A sale of the farmlands to a developer was due to complete imminently for substantial sums.
Findings on DT1
The judge found that W and her mother had been estranged from one another in 2016 /2017 and did not resume a relationship until 2020. The judge therefore found it to be unlikely that the purported DT1 trust in favour of mother was created before DT2.
The DT1 trust deed was found to be void and a sham. Per the judgment of Diplock LJ in Snook v London & West Riding Investments Ltd [1967] 2 QB 786 a sham exists where there are acts done or documents executed by the parties:
‘which are intended by them to give to third parties or to the court the appearance of creating between the parties legal rights and obligations different from the actual legal rights and obligations (if any) which the parties intend to create.’
Per the judgment of Birss J (as he then was) in JSC Bank v Pugachev [2017] EWHC 2426, ‘to find that a document is a sham, the focus is on the intentions of the relevant parties’. The test is subjective, with it having been found in the present case that the mother never sought to challenge the view held by W that W retained the beneficial interest.
Here, DT1 did not reflect the true intentions of the parties, and was found to more likely have been executed to defeat H and the father’s claim. It was inconsistent with:
- W continuing to act throughout as the beneficial owner, unchallenged by her mother.

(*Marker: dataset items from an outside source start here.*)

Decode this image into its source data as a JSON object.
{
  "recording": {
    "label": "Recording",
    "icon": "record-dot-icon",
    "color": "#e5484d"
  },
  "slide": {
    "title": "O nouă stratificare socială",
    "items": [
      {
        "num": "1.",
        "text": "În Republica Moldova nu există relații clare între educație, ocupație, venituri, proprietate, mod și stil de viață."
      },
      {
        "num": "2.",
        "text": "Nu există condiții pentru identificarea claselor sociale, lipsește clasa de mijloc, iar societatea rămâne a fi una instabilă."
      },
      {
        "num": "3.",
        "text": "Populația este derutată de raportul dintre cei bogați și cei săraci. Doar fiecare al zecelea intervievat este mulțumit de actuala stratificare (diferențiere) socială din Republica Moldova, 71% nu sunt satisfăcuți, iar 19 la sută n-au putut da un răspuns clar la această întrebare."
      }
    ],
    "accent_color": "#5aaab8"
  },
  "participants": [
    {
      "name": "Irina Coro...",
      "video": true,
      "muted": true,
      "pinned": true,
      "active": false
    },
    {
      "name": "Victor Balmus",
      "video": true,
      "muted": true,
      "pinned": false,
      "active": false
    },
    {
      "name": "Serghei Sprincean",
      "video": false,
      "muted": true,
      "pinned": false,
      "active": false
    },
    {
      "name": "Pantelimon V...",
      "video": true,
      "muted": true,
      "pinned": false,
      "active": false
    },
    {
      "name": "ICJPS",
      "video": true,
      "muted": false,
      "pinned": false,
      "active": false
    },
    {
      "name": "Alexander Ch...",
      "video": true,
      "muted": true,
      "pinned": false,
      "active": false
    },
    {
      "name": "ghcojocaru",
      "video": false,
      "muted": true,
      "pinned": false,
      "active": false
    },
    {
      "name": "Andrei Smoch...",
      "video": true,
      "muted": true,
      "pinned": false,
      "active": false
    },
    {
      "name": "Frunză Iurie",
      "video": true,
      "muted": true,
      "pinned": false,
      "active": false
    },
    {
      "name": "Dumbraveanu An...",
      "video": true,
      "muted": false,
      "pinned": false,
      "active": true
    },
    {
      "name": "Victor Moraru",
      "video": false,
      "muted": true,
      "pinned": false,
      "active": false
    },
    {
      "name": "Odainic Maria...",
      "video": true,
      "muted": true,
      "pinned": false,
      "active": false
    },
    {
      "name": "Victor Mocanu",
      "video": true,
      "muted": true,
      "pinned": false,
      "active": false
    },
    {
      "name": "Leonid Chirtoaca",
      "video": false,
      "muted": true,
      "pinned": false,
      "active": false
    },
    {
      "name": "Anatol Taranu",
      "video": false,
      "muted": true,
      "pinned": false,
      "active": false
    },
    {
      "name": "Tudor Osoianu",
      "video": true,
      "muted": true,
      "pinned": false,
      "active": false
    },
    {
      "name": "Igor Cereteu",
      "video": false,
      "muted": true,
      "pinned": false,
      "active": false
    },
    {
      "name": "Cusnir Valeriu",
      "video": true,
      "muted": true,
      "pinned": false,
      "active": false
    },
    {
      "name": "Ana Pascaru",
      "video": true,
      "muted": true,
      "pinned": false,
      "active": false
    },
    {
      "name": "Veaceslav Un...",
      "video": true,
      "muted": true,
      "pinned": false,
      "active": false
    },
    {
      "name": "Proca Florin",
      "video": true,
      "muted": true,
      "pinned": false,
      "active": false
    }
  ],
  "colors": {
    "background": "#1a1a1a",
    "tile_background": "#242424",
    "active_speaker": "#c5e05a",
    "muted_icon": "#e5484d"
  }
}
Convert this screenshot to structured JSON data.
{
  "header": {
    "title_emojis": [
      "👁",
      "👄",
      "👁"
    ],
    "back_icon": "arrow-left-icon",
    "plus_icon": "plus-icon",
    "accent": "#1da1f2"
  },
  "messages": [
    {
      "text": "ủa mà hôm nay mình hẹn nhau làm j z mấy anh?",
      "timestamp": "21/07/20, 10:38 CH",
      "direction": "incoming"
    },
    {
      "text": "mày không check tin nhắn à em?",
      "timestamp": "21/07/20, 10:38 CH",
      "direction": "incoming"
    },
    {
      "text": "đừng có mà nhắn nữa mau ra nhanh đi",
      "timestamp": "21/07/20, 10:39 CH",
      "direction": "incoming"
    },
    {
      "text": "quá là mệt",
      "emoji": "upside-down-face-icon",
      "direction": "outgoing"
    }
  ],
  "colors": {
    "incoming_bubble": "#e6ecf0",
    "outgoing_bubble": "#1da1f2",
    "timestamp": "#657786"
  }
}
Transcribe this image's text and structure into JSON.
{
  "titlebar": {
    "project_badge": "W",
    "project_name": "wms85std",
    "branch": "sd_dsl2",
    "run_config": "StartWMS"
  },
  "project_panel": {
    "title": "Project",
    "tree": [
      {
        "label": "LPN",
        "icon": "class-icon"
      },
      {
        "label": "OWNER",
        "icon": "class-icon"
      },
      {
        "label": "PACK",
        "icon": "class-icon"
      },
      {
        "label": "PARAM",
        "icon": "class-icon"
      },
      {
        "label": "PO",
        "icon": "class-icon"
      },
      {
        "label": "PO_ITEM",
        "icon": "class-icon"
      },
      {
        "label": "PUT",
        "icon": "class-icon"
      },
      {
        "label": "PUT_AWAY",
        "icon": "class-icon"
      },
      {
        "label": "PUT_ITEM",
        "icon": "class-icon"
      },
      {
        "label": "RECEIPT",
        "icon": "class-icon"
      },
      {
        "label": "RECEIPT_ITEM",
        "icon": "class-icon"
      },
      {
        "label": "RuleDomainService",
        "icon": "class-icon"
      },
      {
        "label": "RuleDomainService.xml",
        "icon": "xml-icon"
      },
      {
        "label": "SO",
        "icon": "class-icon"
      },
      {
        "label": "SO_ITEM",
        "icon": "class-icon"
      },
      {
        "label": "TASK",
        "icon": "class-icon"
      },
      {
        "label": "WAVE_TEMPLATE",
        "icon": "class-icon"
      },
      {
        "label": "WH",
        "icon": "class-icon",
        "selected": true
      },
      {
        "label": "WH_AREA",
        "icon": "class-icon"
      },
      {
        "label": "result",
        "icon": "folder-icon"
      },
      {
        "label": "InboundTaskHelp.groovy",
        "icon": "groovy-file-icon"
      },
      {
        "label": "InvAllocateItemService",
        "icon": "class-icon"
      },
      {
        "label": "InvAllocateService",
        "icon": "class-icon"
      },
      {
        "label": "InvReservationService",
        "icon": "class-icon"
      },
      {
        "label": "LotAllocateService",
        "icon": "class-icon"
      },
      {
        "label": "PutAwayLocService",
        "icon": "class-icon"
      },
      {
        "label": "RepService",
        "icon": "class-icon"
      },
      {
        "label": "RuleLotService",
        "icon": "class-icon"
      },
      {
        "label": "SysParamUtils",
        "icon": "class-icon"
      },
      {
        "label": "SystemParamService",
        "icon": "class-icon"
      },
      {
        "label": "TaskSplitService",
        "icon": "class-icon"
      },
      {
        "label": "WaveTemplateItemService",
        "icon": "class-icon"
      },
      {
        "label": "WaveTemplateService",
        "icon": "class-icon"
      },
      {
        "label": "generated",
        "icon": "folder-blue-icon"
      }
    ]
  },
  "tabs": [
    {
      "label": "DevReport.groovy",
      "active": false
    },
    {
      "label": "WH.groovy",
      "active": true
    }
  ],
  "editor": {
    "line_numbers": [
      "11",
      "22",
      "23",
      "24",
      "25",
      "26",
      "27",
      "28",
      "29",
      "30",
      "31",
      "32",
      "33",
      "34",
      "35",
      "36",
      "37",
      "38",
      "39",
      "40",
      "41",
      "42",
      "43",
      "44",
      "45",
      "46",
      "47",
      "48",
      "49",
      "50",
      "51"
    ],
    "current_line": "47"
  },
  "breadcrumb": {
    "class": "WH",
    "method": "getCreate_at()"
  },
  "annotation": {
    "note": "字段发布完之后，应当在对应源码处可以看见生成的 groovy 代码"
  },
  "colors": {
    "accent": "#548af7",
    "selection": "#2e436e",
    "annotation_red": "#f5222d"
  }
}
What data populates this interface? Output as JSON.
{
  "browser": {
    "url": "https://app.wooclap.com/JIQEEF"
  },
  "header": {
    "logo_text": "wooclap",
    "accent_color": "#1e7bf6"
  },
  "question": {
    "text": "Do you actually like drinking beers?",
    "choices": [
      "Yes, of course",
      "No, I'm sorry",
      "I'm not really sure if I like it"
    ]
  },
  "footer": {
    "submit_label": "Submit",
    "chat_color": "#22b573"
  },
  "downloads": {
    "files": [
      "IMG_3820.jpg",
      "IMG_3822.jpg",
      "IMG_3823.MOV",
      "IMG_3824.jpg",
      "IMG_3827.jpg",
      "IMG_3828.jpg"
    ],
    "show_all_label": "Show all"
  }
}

- Her father having already acquired a beneficial interest in Farmland 2.
- The transfer to the joint names of H and W.
- The mother having provided no valid consideration for a beneficial interest in the land.
Farmland 1 was therefore held by W and Mr N in equal shares.
Findings on DT2
Having considered s 53 LPA 1925, and notwithstanding that the DT2 trust deed to the father was backdated, the judge was satisfied that the statutory requirements were complied with.
The DT2 trust arose in circumstances of a joint venture enforced by constructive trust as ‘Pallant v Morgan [1953] Ch 43 equity’, based on common intention. The DT2 deed was fully contemplated and supported by contemporaneous notes. W made no mention to her conveyancing solicitors of undue pressure and the notes evidenced agreement to a trust declaration with him to receive purchase monies and a 50% share of the balance of the proceeds on sale (later he agreed to reduce this to 40%). The evidence of W and her mother was tainted by their profoundly negative view of the father, yet at the time of execution in 2016 W and the father had a good relationship and there was no pressure on W to sign DT2. Moreover, W had not mentioned DT1 in any of the documentation contemporaneous with the execution of the DT2 trust.
DT2 was therefore valid, but the father would have been able to demonstrate a beneficial interest by way of resulting trust even if the DT2 trust had been found to be invalid.
Costs
The matter was listed for a consideration of costs, with the preliminary view that W and her mother should pay H’s and the father’s costs to be summarily assessed.
This judgment has not been certified as citeable pursuant to the Practice Note (Citation of Cases: Restrictions and Rules) [2001] 1 WLR 1001.